Precision space telescope attitude determination and control system design principles

Abstract

In order to preclude the impact of atmospheric factors on the quality of received data, state of the art astronomy research projects require spacecraft mounted telescopes. However, such designs entail the issue of sustaining the accuracy of telescope boresight attitude relative to the object of observation for the required period of time. This paper is a summary of design principles for an attitude determination and control system of a space telescope mounted rigidly onboard a spacecraft. The paper formulates requirements for attitude accuracy, and proposes a viable equipment configuration as well as a three- stage attitude control algorithm. The first stage of the algorithm ensures primary boresight pointing towards the target object prior to the object being captured in the telescope’s FoV based on star tracker and angular rate sensor data.
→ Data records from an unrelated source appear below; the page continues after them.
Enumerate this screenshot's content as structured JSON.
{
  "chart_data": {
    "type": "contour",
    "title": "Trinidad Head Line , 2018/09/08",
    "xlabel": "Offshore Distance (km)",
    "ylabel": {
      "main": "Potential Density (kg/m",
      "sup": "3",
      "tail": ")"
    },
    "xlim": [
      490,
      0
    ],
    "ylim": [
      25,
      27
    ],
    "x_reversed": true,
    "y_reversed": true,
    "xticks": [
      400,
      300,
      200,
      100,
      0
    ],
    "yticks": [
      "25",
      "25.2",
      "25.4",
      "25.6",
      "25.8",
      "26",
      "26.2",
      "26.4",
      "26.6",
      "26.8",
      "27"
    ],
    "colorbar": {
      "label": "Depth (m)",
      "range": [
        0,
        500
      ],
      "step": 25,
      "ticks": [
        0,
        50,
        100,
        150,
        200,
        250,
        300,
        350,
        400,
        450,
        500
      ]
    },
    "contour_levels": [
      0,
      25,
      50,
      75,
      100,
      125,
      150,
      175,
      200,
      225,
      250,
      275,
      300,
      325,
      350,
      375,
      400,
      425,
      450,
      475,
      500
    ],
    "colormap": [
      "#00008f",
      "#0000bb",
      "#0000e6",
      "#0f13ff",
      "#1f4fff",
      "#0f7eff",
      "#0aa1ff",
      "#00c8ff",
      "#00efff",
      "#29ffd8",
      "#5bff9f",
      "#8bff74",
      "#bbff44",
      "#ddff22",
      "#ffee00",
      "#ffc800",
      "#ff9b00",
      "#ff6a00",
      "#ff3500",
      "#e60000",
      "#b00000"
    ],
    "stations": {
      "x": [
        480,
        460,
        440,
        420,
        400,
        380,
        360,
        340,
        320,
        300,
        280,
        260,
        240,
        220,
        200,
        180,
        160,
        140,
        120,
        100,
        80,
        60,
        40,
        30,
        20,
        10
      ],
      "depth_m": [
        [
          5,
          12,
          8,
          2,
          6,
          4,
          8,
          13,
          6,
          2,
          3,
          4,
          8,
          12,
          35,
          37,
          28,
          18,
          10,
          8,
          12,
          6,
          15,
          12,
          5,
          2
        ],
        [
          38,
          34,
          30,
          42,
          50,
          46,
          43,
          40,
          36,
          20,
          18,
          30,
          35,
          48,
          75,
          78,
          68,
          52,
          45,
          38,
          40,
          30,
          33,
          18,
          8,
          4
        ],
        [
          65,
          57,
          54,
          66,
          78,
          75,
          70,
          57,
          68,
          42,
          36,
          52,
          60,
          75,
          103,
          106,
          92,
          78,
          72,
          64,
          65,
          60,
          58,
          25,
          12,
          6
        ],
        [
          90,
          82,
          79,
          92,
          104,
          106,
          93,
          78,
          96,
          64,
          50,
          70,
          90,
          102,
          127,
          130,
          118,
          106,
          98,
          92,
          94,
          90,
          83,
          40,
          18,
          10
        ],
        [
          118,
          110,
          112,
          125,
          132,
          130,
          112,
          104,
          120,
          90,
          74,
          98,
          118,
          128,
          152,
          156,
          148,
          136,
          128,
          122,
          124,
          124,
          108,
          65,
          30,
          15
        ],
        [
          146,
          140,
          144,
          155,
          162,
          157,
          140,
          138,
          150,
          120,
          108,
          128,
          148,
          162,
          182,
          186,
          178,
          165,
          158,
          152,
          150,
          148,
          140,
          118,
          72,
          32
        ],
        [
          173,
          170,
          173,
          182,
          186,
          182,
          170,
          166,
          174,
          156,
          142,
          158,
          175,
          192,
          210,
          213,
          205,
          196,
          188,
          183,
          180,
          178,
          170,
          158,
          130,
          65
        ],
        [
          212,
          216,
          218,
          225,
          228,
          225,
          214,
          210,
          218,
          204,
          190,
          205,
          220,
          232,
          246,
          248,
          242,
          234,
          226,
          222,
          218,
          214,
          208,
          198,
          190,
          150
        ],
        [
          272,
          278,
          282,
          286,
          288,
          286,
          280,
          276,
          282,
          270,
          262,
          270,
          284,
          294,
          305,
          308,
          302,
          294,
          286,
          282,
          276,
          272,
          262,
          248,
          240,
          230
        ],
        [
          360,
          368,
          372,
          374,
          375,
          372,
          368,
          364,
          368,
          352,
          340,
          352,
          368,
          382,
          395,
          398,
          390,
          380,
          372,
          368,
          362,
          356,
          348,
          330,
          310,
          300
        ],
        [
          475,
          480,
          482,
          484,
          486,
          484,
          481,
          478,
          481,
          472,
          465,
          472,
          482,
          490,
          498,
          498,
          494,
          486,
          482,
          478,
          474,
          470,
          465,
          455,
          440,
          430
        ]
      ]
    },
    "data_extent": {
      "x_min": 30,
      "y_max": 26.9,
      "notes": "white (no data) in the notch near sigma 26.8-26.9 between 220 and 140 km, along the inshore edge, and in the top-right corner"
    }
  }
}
The second stage of the algorithm ensures boresight positioning relative to the target object direction up to an error value allowing for the required image quality, based on telescope readings. The third stage of the algorithm ensures telescope boresight holding relative to the target object direction with a required accuracy for the duration of exposure. Interferences from operating satellite equipment are reviewed, and the principles of reducing their impact on sighting accuracy are formulated. Low inclination, low eccentricity geostationary orbit is recommended as the best operating environment for the space telescope’s scientific instrumentation, as well as for providing a continuous data interface between spacecraft and ground segment.